More Than Half of U.S. Men Have Dozed Off at the Wheel

More than half of U.S. men say they’ve dozed off while driving, and twice as many men as women have struggled to stay awake at the wheel in the past year, an American Automobile Association study found.

The AAA’s traffic-safety foundation is studying driving- while-tired, which may be linked to about one-in-six fatal crashes, to figure out how to stem the practice. About 13 percent of men and 6.5 percent of women reported falling asleep while driving in the past year, even as 96 percent of drivers surveyed said they frown on drowsy driving, the foundation said.

“Despite the almost universal disapproval among the motoring public of those who drive when they have trouble keeping their eyes open, the practice is alarmingly common,” AAA said in the report. “Interventions are necessary to decrease drowsy driving crashes.”

A bus crash that killed 15 people returning to New York City from a casino last year was probably caused by driver fatigue, the National Transportation Safety Board said in June.

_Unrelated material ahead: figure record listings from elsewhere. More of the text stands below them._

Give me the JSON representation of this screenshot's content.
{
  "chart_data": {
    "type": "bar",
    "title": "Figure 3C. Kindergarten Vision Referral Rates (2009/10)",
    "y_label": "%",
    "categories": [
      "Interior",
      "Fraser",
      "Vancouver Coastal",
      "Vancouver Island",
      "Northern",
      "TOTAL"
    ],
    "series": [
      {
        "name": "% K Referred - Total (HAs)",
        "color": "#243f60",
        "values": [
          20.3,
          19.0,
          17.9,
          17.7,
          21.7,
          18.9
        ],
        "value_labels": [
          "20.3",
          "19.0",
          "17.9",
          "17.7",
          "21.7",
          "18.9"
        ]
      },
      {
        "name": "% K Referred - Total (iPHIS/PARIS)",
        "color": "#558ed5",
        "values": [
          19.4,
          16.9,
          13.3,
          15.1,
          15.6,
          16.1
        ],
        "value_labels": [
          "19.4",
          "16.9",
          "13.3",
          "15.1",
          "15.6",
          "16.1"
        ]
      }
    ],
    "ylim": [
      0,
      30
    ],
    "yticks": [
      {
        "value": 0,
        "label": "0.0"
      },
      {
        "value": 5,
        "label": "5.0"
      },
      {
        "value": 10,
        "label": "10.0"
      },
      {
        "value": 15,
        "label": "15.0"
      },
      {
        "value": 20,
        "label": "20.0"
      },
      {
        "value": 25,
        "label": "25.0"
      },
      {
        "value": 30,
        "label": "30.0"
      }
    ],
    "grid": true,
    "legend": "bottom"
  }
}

NTSB investigators said that the bus driver had almost no opportunity to sleep the day before the accident. The driver was acquitted of manslaughter and negligent homicide and found guilty of one count of aggravated unlicensed driving, the Associated Press reported earlier this month.

“A safe and well-rested driver is a key safety factor and can be, as we have seen too many times, the crucial difference between an uneventful trip and a tragic one,” NTSB Chairman Deborah Hersman said earlier this year.

Nodding Off

Drivers should get adequate sleep before taking the wheel and regulators and employers should set standards to help avoid fatigue, NTSB said in a 2011 statement.

Reports of tired driving generally decline with age, AAA found. About 15 percent of U.S. motorists ages 16 to 24 reported falling asleep or nodding off at the wheel in the past year, while 5.7 percent of 60- to 74-year-olds and 4.1 percent of those over 75 said they had done so. The rate was 9.7 percent among all drivers.

The data come from 3,303 respondents who reported having a valid licenses and driving in the past 30 days, the foundation said. The survey was conducted in September.